It’s one thing to eagerly set out to do a mitzvah that comes your way, but it’s quite another to actually do it, then complete it. For, pity the poor human spirit: it so easily grows weary and so quickly comes to be bored, disillusioned, or distracted.
Who among us hasn’t set out to help someone move across town, for example, and then quickly come to be overwhelmed or overwrought by all the actual work involved? Who hasn’t meant to give more tzadakah (i.e., charity) then been stopped in his tracks by the thought of actually paying out the money? But there’s the rub. Because being kind and charitable literally means leaving your self and your own, and doing favors or giving money.
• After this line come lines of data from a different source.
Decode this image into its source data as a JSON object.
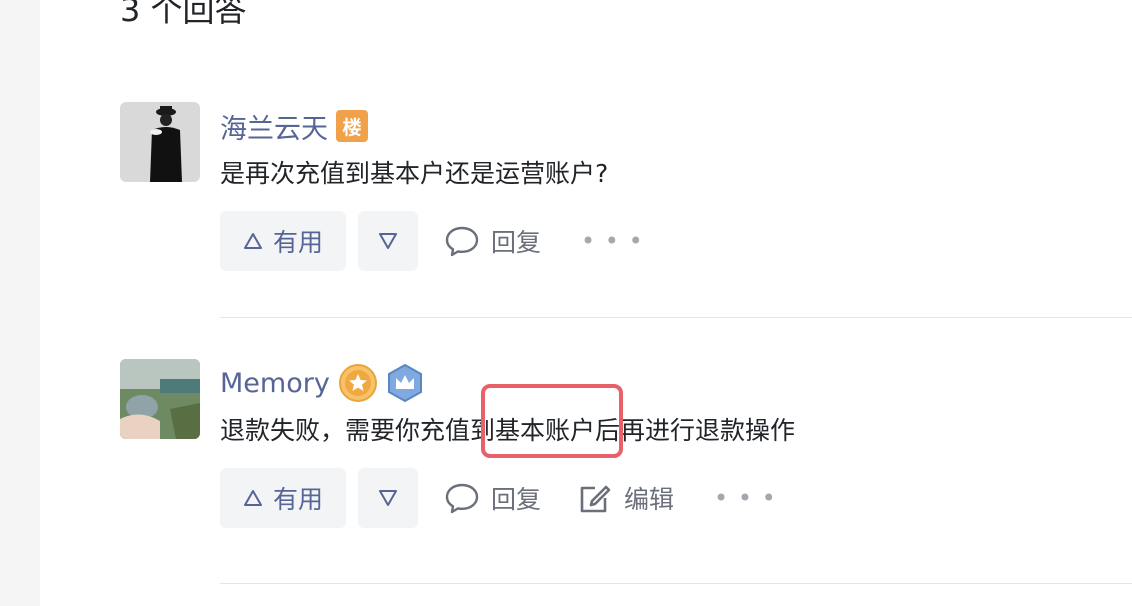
{
  "answers_title": "3 个回答",
  "answers": [
    {
      "author": "海兰云天",
      "floor_badge": "楼",
      "text": "是再次充值到基本户还是运营账户?",
      "actions": {
        "useful": "有用",
        "reply": "回复"
      }
    },
    {
      "author": "Memory",
      "text_before": "退款失败，需要你充值到",
      "text_highlight": "基本账户",
      "text_after": "后再进行退款操作",
      "actions": {
        "useful": "有用",
        "reply": "回复",
        "edit": "编辑"
      }
    }
  ],
  "colors": {
    "author": "#576596",
    "highlight_box": "#e7606a",
    "floor_badge": "#f0a149"
  }
}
And doing it in the spirit of “enthusiasm”, the subject at hand, means doing it “not … because you’re anxious to unburden yourself of it,” as Ramchal term s it, “but because you’re afraid that you might not merit completing it” — that is, you’re beside yourself with the idea that you might get there too late or not do it till its end, while some luckier soul might, and you would have lost an excellent and lovely moment of goodness.
As we’re taught, “all of the actions of the righteous are done hurriedly”, i.e., they set out to do good excitedly, energetically, and with sparkling eyes. “They wouldn’t allow a moment’s delay either in the starting or completing of a mitzvah” (Bamidbar Rabbah 10:5)
As Ramchal sums it up, “The person whose spirit is aflame in the service of his Creator will certainly not be lackadaisical when doing mitzvahs. His movements would be as quick as fire, for he could not be at rest or still until he would have absolutely completed the task.”